There are no premises present. I need to prove ($\neg p \vee \neg q) \wedge (r \vee q) \wedge (r \implies s) \implies \neg(p \wedge \neg s)$.
The catch is I'm only allowed to use primitive inference rules (so only introduction and elimination rules).

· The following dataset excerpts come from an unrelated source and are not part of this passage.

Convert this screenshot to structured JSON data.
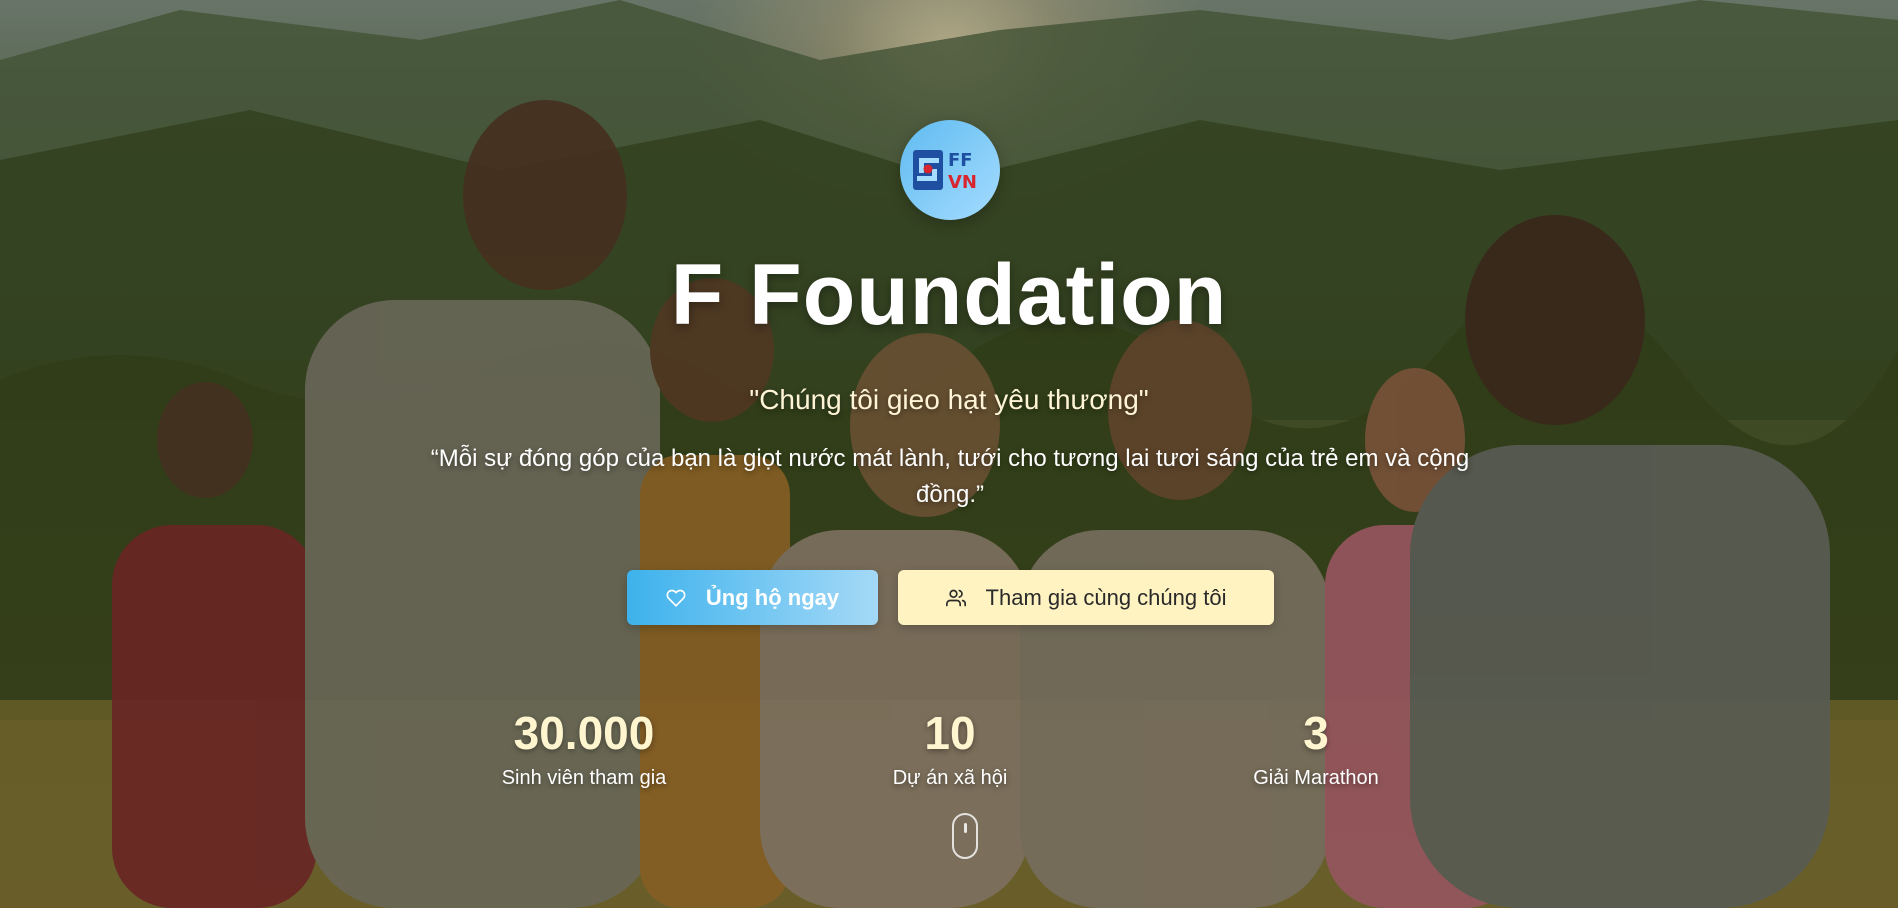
{
  "hero": {
    "logo": {
      "line1": "FF",
      "line2": "VN",
      "accent_red": "#d9262e",
      "accent_blue": "#1f4fa0"
    },
    "title": "F Foundation",
    "tagline": "\"Chúng tôi gieo hạt yêu thương\"",
    "quote": "“Mỗi sự đóng góp của bạn là giọt nước mát lành, tưới cho tương lai tươi sáng của trẻ em và cộng đồng.”"
  },
  "actions": {
    "donate": {
      "label": "Ủng hộ ngay",
      "icon": "heart-icon"
    },
    "join": {
      "label": "Tham gia cùng chúng tôi",
      "icon": "users-icon"
    }
  },
  "stats": [
    {
      "value": "30.000",
      "label": "Sinh viên tham gia"
    },
    {
      "value": "10",
      "label": "Dự án xã hội"
    },
    {
      "value": "3",
      "label": "Giải Marathon"
    }
  ],
  "colors": {
    "primary_blue": "#3db2ec",
    "cream": "#fff3c2",
    "stat_value": "#fff6d0"
  },
  "scroll_indicator": {
    "icon": "mouse-scroll-icon"
  }
}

So far this is what I've done
Assume $(\neg p \vee \neg q) \wedge (r \vee q) \wedge (r \implies s)$, derive $\neg(p \wedge \neg s)$
1.1. $(\neg p \vee \neg q) \wedge (r \vee q) \wedge (r \implies s)$ by assumption
1.2. $(\neg p \vee \neg q)$ by $\wedge$- elimination in 1.1
1.3. $(r \vee q)$ by $\wedge$- elimination in 1.1
1.4. $(r \implies s)$ by $\wedge$- elimination in 1.1
1.5. Assume $p \wedge \neg s$, derive contradiction
1.5.1. $p \wedge \neg s$ by assumption
1.5.2. $p$ by $\wedge$- elimination in 1.5.1
1.5.3. $\neg s$ by $\wedge$- elimination in 1.5.1
1.5.4. Assume $r$, derive contradiction
1.5.4.1 $r$ by assumption
1.5.4.2 $s$ by $\implies$- elimination using 1.5.4.1, 1.4
1.5.4.3 contradiction due to 1.5.4.2, 1.5.3
1.5.5 $\neg r$ by $\neg$-introduction in 1.5.4
and now I'm not sure how to proceed. But looking at steps 1.2, 1.3 and 1.5.5 I can sense that this will give me a $\neg p$ which will help in getting my contradiction which I require in 1.5 because I already have a $p$ in 1.5.2. The problem is I don't know how this should be represented formally. I know that I have to do some sort of $\vee$ elimination.